Première Habitation à Bon Marché (HBM) construite en 1908 par la Fondation Rothschild, marqueur de l’histoire du logement social, ce modèle de construction innovant sera repris par la Ville pour la construction des HBM de la ceinture parisienne.

Au milieu du XIXe siècle, l’état du logement ouvrier parisien est effroyable. Malgré la loi du 13 avril 1850 sur l’assainissement des logements insalubres, la situation n’évolue que très peu. C’est à l’initiative privée que revient alors l’essentiel de la production de logements destinés aux ouvriers : la rue des Immeubles-Industriels (1), la maison ouvrière de la rue Rochechouart, les pavillons de l’avenue Daumesnil, etc. L’idée de construire des cités ouvrières ne satisfait ni les conservateurs ni les progressistes. Les premiers y voient un danger par la concentration en un lieu unique des classes laborieuses, propice à la révolte et à la moralité douteuse. Les progressistes reprennent l’argument de l’avilissement moral mais voient aussi un piège tendu par les conservateurs pour contrôler et réprimer les ouvriers.
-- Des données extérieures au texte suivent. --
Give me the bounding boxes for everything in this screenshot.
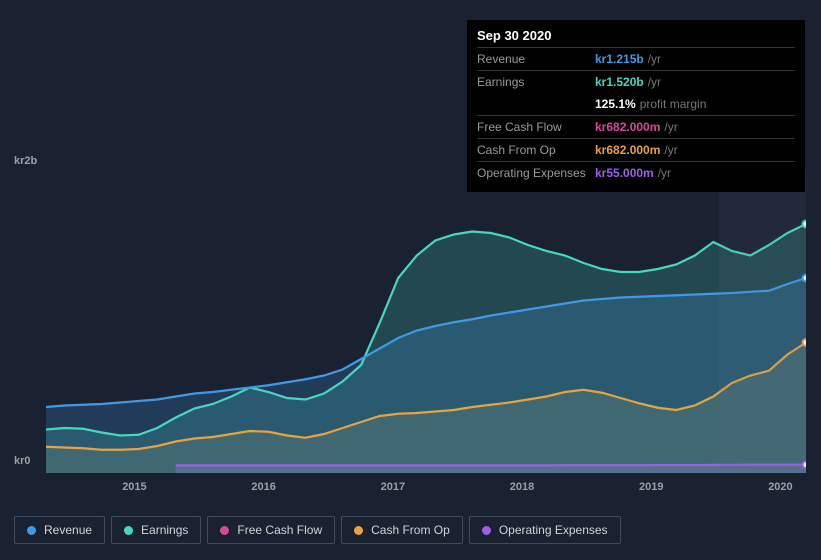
tooltip-row: Revenuekr1.215b/yr [477,47,795,70]
tooltip-value: kr55.000m [595,164,654,182]
legend-dot-icon [124,526,133,535]
tooltip-label: Free Cash Flow [477,118,595,136]
x-tick: 2019 [639,481,663,493]
legend-dot-icon [482,526,491,535]
tooltip-row: 125.1%profit margin [477,93,795,115]
legend-label: Operating Expenses [499,523,608,537]
tooltip-row: Earningskr1.520b/yr [477,70,795,93]
tooltip-value: 125.1% [595,95,636,113]
tooltip-row: Free Cash Flowkr682.000m/yr [477,115,795,138]
financials-chart: kr2b kr0 2015 2016 2017 2018 2019 2020 [14,155,806,495]
tooltip-label: Earnings [477,73,595,91]
y-axis-min: kr0 [14,455,31,467]
area-chart-svg [46,173,806,473]
legend-label: Revenue [44,523,92,537]
legend-item-cash_from_op[interactable]: Cash From Op [341,516,463,544]
legend-dot-icon [27,526,36,535]
tooltip-date: Sep 30 2020 [477,28,795,47]
legend-label: Cash From Op [371,523,450,537]
tooltip-value: kr682.000m [595,118,660,136]
x-tick: 2016 [251,481,275,493]
legend-item-operating_expenses[interactable]: Operating Expenses [469,516,621,544]
legend-label: Earnings [141,523,188,537]
tooltip-unit: /yr [658,164,671,182]
tooltip-label: Operating Expenses [477,164,595,182]
tooltip-rows: Revenuekr1.215b/yrEarningskr1.520b/yr125… [477,47,795,184]
x-tick: 2018 [510,481,534,493]
legend-item-earnings[interactable]: Earnings [111,516,201,544]
x-tick: 2020 [768,481,792,493]
tooltip-label [477,95,595,113]
tooltip-value: kr1.520b [595,73,644,91]
summary-tooltip: Sep 30 2020 Revenuekr1.215b/yrEarningskr… [467,20,805,192]
tooltip-unit: profit margin [640,95,707,113]
y-axis-max: kr2b [14,155,37,167]
operating_expenses-line [176,465,806,466]
legend-label: Free Cash Flow [237,523,322,537]
legend-dot-icon [220,526,229,535]
tooltip-row: Cash From Opkr682.000m/yr [477,138,795,161]
legend-item-revenue[interactable]: Revenue [14,516,105,544]
tooltip-label: Revenue [477,50,595,68]
tooltip-unit: /yr [664,141,677,159]
tooltip-label: Cash From Op [477,141,595,159]
x-tick: 2015 [122,481,146,493]
tooltip-unit: /yr [664,118,677,136]
tooltip-unit: /yr [648,50,661,68]
legend: Revenue Earnings Free Cash Flow Cash From O… [14,516,621,544]
tooltip-value: kr1.215b [595,50,644,68]
legend-dot-icon [354,526,363,535]
plot-area[interactable] [46,173,806,473]
tooltip-value: kr682.000m [595,141,660,159]
x-tick: 2017 [381,481,405,493]
tooltip-unit: /yr [648,73,661,91]
tooltip-row: Operating Expenseskr55.000m/yr [477,161,795,184]
forecast-band [719,173,806,473]
legend-item-free_cash_flow[interactable]: Free Cash Flow [207,516,335,544]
L’action des industriels en faveur du logement des salariés aboutit à un début de législation. La loi Siegfried du 30 novembre 1894 est la première qui marque l’intervention directe de l’État. Elle vise à aider les constructeurs à résoudre un problème budgétaire : rétablir l’équilibre financier de la gestion en réduisant les coûts de la propriété immobilière (facilités de crédit, immunités fiscales pendant 5 ans, exonération des taxes d’enregistrements). Elle donne aussi une définition de l’HBM : un logement dont le loyer annuel est inférieur à une somme donnée – 375 francs pour Paris en 1894 (2), somme réévaluée régulièrement.
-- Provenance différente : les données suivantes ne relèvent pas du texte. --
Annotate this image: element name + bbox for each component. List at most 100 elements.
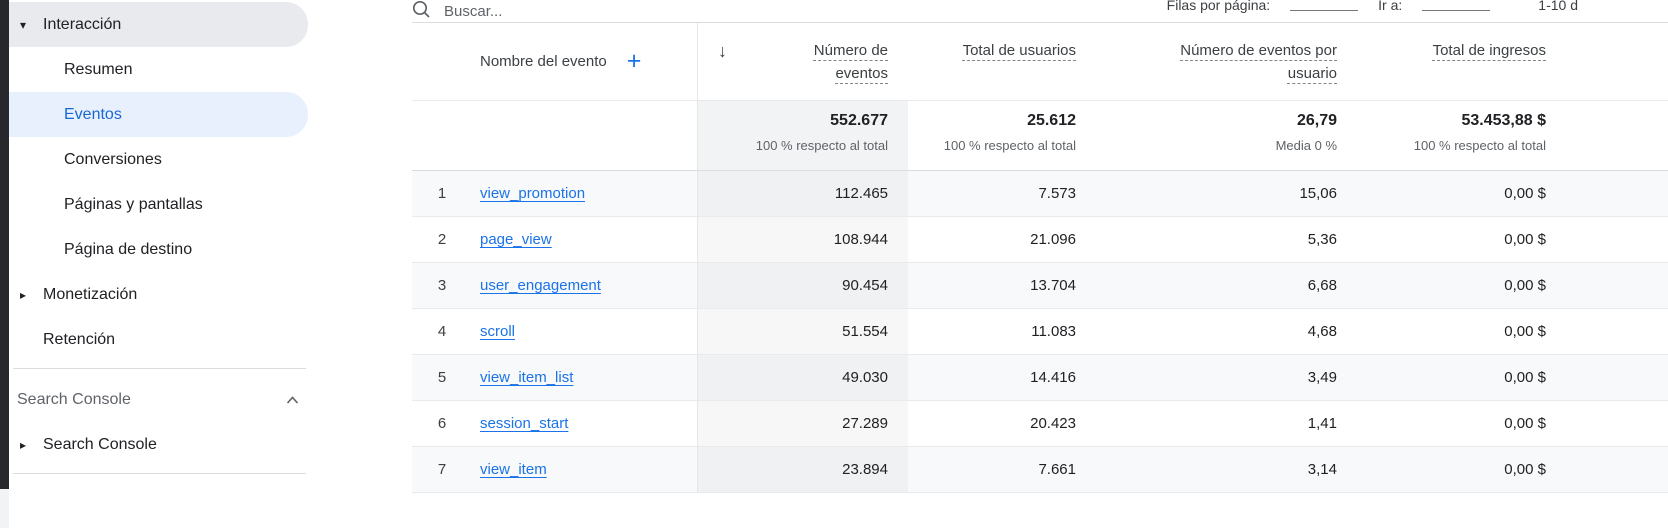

Profitant de la loi, en 1904, les trois frères Rothschild, Alphonse, Gustave et Edmond, créent la Fondation Rothschild pour l’hygiène sociale et la dotent d’un fonds de 10 millions de francs (3). Son objet : « l’amélioration des conditions d’existence matérielle des travailleurs ». Ils sont les premiers à entreprendre un programme à grande échelle. Confiée à Jules Siegfried (initiateur de la loi), Georges Picot et Émile Cheysson, la fondation lance un concours pour salarier des architectes ayant des idées neuves sur le logement social. Avec pour cahier des charges la construction de logements hygiénistes (air et lumière en abondance) et modernes (adduction des eaux propres, évacuation des eaux usées, des ordures ménagères, lavage et séchage du linge, éclairage et chauffage). Cheysson précise également qu’il convient « de veiller à ce que l’ensemble des constructions ne puisse en aucune façon évoquer l’idée de la cité ouvrière, de la caserne ou de l’hospice ».

Ventilation et héliothermie

Réalisée en 1908, l’opération du marché Popincourt répond à un double enjeu : la construction de logements, mais aussi l’aménagement du quartier suite à la destruction du marché alimentaire en 1903.

Conçu par Adolphe-Augustin Rey, Henry Provensal et Henri-Paul Nénot, l’immeuble de 7 étages sur rez-de-chaussée, développé selon un plan en H, comporte 74 appartements, du studio aux trois pièces, avec WC privatifs. Le fil conducteur du projet est de fait l’hygiène. Les façades et les cours ouvertes au maximum sur la rue permettent à l’air de circuler et à la lumière de pénétrer dans les appartements. 

La construction se veut de qualité, soubassement et saillies en pierre, mais pas trop coûteuse, rapide à monter et facile d’entretien, d’où le choix de la brique pour les façades. Autre innovation : les persiennes métalliques pour les fenêtres. Les cages d’escalier sont revêtues, à mi-hauteur, de carreaux de céramique métro blancs. Les murs peints sont lessivables. Les moulures et corniches, nids à poussière, sont bannies. La vie communautaire est favorisée par la création de services communs (buanderies, lavoir, garage à vélos, bains-douches et même une chambre mortuaire). Dans un souci moralisateur, l’entrée monumentale permet au concierge d’assurer un contrôle sur les allées et venues.

Traversant le XXe siècle, l’immeuble demeure la propriété de la Fondation Rothschild.

Laurent Pivaut

(1) Voir L’article

(2) Salaire journalier moyen ouvrier pour un homme à Paris en 1894 : 4,07 francs.

(3) Équivalant à 28 millions d’euros actuels.